For a while, I’d hung around outside the door to his room. I was worried that his other tormentor might come back and try to finish the job. A heart to heart with a charge nurse and a vague story about the kid being estranged from “our” family was all it took, and from then on, all I got were looks of sympathy and the occasional cup of coffee from the nursing staff.
Doctors were hardly ever on duty this late at night, so I didn’t get much grief from anyone once word got around. The hardest part had been when the staff had brought me paperwork to fill out and requested permission to treat his many wounds. I hadn’t known anything about him, so I guessed about most and left the rest blank.
I’d slip into Mason’s room late at night, just to watch over him. He was still in a coma and looked so small in that hospital bed, so broken. Tubes ran in and out of his body, a cast secured pins in one skinny arm. He’d obviously not been eating well even before the attack. He had that gangly look teenage boys often got in their late teens when their arms and legs grew faster than the rest of them. His face had a sort of unfinished quality to it, caught somewhere between the boy he had been, and the man he would become.
I’d stay with him most nights and found myself talking to him about everything - my family, my life, even about Mack. Something about those one-sided conversations helped ease the pain I’d been carrying aroun
d inside me since Mack had died. It became a nightly ritual. I’d limp my way through the darkened hospital halls with my coffee and newspaper in one hand, my cane in the other. I’d read Mason stories I found interesting, or tell him about whatever antics my family was up to. I told him about Afghanistan and the work we’d been doing there, how we’d been changing lives with our work before it was interrupted.
I didn’t know what it was about Mason, but I couldn’t just leave him in that hospital by himself. Just like I couldn’t have left him in that motel room. Every time I thought about leaving, going back to Ohio, going back to my own life, I felt like I couldn’t breathe. So I stayed in Milwaukee for almost two weeks.
I’d gotten into such a routine with visiting him that I screwed up. I let my guard down. I’d walked into Mason’s room one night, coffee in one hand, cane in the other and a newspaper under one arm, only to find a middle-aged African American woman sitting next to his bed, holding his hand in her own.
“Hello there,” she said, smiling gently and looking up at me sleepily as I came through the doorway. I’d woken her up. As quiet as her voice was, it froze me in my tracks.
“Um, hi…?” I stammered.
She smiled and stood slowly, reaching her hand out to me. I set my things down on the bedside table and shook her hand almost automatically.
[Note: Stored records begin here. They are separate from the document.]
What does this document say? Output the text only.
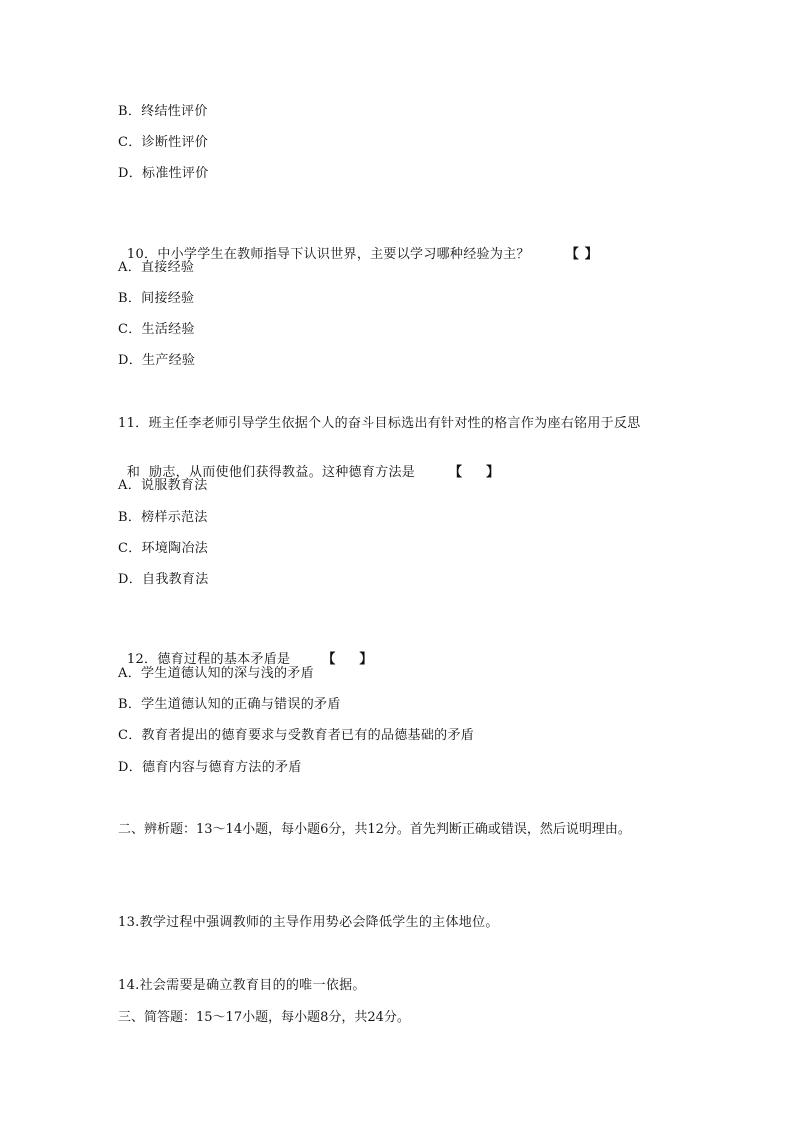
B．终结性评价
C．诊断性评价
D．标准性评价

10．中小学学生在教师指导下认识世界，主要以学习哪种经验为主？	【 】

A．直接经验
B．间接经验
C．生活经验
D．生产经验
11．班主任李老师引导学生依据个人的奋斗目标选出有针对性的格言作为座右铭用于反思

和  励志，从而使他们获得教益。这种德育方法是	【 】

A．说服教育法
B．榜样示范法
C．环境陶冶法
D．自我教育法

12．德育过程的基本矛盾是 【 】

A．学生道德认知的深与浅的矛盾
B．学生道德认知的正确与错误的矛盾
C．教育者提出的德育要求与受教育者已有的品德基础的矛盾
D．德育内容与德育方法的矛盾
二、辨析题：13～14小题，每小题6分，共12分。首先判断正确或错误，然后说明理由。
13.教学过程中强调教师的主导作用势必会降低学生的主体地位。
14.社会需要是确立教育目的的唯一依据。
三、简答题：15～17小题，每小题8分，共24分。
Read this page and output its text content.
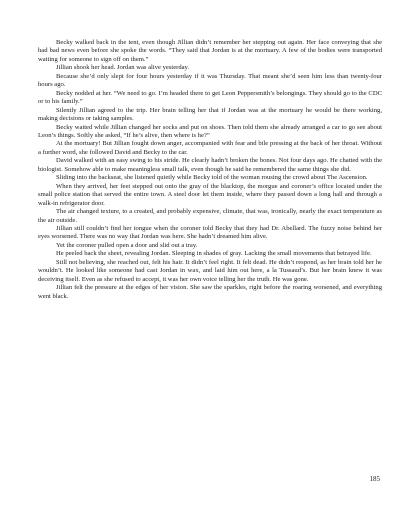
Becky walked back in the tent, even though Jillian didn’t remember her stepping out again. Her face conveying that she had bad news even before she spoke the words. “They said that Jordan is at the mortuary. A few of the bodies were transported waiting for someone to sign off on them.”

Jillian shook her head. Jordan was alive yesterday.

Because she’d only slept for four hours yesterday if it was Thursday. That meant she’d seen him less than twenty-four hours ago.

Becky nodded at her. “We need to go. I’m headed there to get Leon Peppersmith’s belongings. They should go to the CDC or to his family.”

Silently Jillian agreed to the trip. Her brain telling her that if Jordan was at the mortuary he would be there working, making decisions or taking samples.

Becky waited while Jillian changed her socks and put on shoes. Then told them she already arranged a car to go see about Leon’s things. Softly she asked, “If he’s alive, then where is he?”

At the mortuary! But Jillian fought down anger, accompanied with fear and bile pressing at the back of her throat. Without a further word, she followed David and Becky to the car.

David walked with an easy swing to his stride. He clearly hadn’t broken the bones. Not four days ago. He chatted with the biologist. Somehow able to make meaningless small talk, even though he said he remembered the same things she did.

Sliding into the backseat, she listened quietly while Becky told of the woman rousing the crowd about The Ascension.

When they arrived, her feet stepped out onto the gray of the blacktop, the morgue and coroner’s office located under the small police station that served the entire town. A steel door let them inside, where they passed down a long hall and through a walk-in refrigerator door.

The air changed texture, to a created, and probably expensive, climate, that was, ironically, nearly the exact temperature as the air outside.

Jillian still couldn’t find her tongue when the coroner told Becky that they had Dr. Abellard. The fuzzy noise behind her eyes worsened. There was no way that Jordan was here. She hadn’t dreamed him alive.

Yet the coroner pulled open a door and slid out a tray.

He peeled back the sheet, revealing Jordan. Sleeping in shades of gray. Lacking the small movements that betrayed life.

Still not believing, she reached out, felt his hair. It didn’t feel right. It felt dead. He didn’t respond, as her brain told her he wouldn’t. He looked like someone had cast Jordan in wax, and laid him out here, a la Tussaud’s. But her brain knew it was deceiving itself. Even as she refused to accept, it was her own voice telling her the truth. He was gone.

Jillian felt the pressure at the edges of her vision. She saw the sparkles, right before the roaring worsened, and everything went black.

185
“I’m Tira. Tira Graham,” she said, her voice soft and warm.
“Lee,” I stammered, totally unprepared, too shocked to even make up a name. “I’m sorry, I didn’t mean to disturb you…” I said, starting to back up, ready to beat a hasty retreat.
“Please don’t go,” she said, her warm eyes searching my face. “Is he a friend of yours?” she asked, gesturing toward Mason. Her eyes captured my attention. They were a startling blue in her honey brown face. Lighter than Mason’s, but striking, nonetheless.
“Not… exactly,” I hedged, totally unprepared for the woman’s questions. I berated myself for becoming complacent and not noticing her presence before I entered. I should have known someone would come sniffing around asking questions sooner or later.